The crash probability is computed in four stages:

1. Historical Percentile Ranking

Each indicator's current value is ranked against its full historical range over the selected time period. A percentile of 95 means the current value is higher than 95% of all historical observations. For indicators where higher values signal more risk (e.g., financial stress, credit spreads), a high percentile translates directly to high risk. For inverse indicators (e.g., consumer confidence, PMI), the percentile is inverted.

2. Weighted Combination

Each indicator contributes to the composite score based on its empirical relevance as a recession predictor. The yield curve, CAPE, Buffett Indicator, credit spread, and financial stress index receive the highest weights. The weighted average produces a base risk score from 0 to 100.
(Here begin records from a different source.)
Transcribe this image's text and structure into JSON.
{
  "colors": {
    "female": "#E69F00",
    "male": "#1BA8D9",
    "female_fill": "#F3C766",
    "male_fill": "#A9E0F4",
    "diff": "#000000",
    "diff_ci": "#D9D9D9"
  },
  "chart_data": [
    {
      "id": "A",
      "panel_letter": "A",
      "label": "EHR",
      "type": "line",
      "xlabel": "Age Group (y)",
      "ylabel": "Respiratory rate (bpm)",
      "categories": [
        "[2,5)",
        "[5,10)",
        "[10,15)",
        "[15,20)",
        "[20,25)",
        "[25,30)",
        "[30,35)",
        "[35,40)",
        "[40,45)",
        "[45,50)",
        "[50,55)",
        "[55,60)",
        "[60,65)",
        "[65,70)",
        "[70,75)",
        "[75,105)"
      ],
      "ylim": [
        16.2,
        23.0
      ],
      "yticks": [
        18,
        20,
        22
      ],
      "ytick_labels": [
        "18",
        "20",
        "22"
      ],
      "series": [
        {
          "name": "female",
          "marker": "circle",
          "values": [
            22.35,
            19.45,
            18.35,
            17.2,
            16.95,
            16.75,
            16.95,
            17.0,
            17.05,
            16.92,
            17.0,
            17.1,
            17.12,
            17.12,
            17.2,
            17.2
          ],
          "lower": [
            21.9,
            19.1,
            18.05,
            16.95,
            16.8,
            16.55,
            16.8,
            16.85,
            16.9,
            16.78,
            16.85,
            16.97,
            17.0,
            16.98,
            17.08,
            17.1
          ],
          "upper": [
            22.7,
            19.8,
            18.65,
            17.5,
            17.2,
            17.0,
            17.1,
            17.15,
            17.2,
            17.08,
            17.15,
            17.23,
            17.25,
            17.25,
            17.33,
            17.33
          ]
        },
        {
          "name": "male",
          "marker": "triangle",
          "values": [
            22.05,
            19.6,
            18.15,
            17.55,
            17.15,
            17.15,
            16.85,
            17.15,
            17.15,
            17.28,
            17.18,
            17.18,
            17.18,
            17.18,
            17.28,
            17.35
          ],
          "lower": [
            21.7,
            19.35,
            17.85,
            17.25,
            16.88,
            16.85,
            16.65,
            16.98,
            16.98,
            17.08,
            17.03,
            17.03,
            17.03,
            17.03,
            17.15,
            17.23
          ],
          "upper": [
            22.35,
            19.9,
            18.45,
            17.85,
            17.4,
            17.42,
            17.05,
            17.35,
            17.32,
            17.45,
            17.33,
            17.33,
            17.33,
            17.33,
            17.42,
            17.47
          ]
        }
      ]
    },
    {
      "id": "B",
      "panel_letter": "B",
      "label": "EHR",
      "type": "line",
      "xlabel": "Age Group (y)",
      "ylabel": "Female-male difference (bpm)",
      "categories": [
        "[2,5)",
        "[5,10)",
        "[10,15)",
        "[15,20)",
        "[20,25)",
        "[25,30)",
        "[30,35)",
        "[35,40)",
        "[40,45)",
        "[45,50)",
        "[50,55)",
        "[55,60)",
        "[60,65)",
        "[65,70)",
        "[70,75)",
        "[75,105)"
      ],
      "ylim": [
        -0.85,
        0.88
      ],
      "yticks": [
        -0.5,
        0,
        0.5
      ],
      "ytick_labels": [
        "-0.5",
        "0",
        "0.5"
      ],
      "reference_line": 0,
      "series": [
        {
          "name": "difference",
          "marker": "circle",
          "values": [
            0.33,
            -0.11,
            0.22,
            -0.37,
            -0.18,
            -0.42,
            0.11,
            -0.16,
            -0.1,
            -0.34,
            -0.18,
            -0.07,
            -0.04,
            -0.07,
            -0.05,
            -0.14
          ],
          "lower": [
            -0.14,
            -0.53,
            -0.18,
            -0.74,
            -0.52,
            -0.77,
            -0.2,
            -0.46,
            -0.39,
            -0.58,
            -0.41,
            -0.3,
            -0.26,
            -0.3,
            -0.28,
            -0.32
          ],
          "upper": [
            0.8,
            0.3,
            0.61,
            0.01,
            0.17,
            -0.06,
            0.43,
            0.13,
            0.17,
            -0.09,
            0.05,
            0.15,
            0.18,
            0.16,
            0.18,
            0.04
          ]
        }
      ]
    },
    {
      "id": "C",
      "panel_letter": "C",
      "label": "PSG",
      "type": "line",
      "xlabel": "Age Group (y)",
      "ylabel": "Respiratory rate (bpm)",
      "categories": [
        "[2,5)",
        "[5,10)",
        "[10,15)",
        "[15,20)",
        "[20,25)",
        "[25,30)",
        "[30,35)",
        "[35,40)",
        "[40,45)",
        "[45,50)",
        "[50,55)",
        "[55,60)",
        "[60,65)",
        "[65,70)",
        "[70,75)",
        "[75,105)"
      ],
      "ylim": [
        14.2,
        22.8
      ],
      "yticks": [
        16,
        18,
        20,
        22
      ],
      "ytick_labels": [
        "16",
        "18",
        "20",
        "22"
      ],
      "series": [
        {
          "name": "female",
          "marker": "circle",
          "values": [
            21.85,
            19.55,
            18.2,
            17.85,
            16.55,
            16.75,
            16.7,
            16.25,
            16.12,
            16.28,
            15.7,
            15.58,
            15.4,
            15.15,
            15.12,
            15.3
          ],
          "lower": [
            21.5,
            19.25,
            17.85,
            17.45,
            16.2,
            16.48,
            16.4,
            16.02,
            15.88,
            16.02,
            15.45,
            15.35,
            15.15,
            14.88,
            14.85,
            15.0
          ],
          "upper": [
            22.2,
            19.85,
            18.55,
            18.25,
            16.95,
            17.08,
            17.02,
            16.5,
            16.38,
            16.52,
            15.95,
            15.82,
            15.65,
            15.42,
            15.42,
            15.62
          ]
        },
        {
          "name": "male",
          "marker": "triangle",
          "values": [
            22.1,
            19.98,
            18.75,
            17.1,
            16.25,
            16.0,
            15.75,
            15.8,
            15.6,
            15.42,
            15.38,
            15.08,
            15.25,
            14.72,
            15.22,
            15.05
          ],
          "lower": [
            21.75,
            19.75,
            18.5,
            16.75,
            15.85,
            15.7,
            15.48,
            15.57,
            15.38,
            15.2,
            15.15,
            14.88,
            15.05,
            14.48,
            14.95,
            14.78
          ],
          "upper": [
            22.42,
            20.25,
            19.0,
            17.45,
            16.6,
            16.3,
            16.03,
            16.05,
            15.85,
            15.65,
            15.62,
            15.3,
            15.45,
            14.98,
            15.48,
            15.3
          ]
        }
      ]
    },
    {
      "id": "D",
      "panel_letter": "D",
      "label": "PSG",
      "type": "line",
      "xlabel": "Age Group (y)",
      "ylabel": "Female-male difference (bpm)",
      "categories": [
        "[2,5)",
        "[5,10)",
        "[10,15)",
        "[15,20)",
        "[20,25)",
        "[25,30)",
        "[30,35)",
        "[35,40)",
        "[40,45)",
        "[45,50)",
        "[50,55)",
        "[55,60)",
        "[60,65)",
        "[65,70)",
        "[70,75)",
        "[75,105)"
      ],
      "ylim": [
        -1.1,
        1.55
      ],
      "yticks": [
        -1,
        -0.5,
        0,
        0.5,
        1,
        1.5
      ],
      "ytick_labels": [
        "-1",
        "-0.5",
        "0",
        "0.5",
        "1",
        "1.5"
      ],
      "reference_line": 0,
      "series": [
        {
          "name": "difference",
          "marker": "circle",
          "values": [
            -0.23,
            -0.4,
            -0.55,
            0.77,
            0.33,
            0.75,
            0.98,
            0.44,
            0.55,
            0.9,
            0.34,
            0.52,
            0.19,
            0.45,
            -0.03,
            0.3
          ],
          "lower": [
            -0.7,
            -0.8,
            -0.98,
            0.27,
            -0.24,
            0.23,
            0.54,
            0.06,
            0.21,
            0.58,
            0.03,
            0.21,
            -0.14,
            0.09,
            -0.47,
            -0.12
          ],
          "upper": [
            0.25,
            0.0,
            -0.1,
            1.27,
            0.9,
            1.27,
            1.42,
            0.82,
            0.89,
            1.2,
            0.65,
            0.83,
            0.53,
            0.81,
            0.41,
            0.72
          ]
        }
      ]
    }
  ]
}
3. Extreme Clustering Amplification

When multiple indicators simultaneously show extreme readings (above the 90th percentile), the base score is amplified. Having 5+ indicators at extreme levels is far more concerning than just one; this non-linear clustering effect captures the compounding nature of systemic risk.

4. Sigmoid Compression

The final score is passed through a sigmoid function to compress it into a probability-like 0–100% range. This ensures the output is intuitive: values below 30% are low risk, 30–60% moderate, 60–80% elevated, and above 80% extreme.

Data Sources

All data comes from public, freely available sources:

Data is cached server-side for up to one hour to reduce API load and improve response times. Most economic indicators are updated monthly by their respective agencies.

Limitations

  • The model uses historical patterns that may not repeat in future crises.
  • Non-US regions have fewer indicators (6–7 vs 14 for the US). The Developed World aggregate uses only 3 indicators and should be interpreted with additional caution.
  • Economic data is typically released with a 1–3 month lag.
  • The dashboard does not account for geopolitical events, policy announcements, or other qualitative factors.
  • This is a statistical tool, not a crystal ball. Treat the probability as a risk barometer, not a prediction.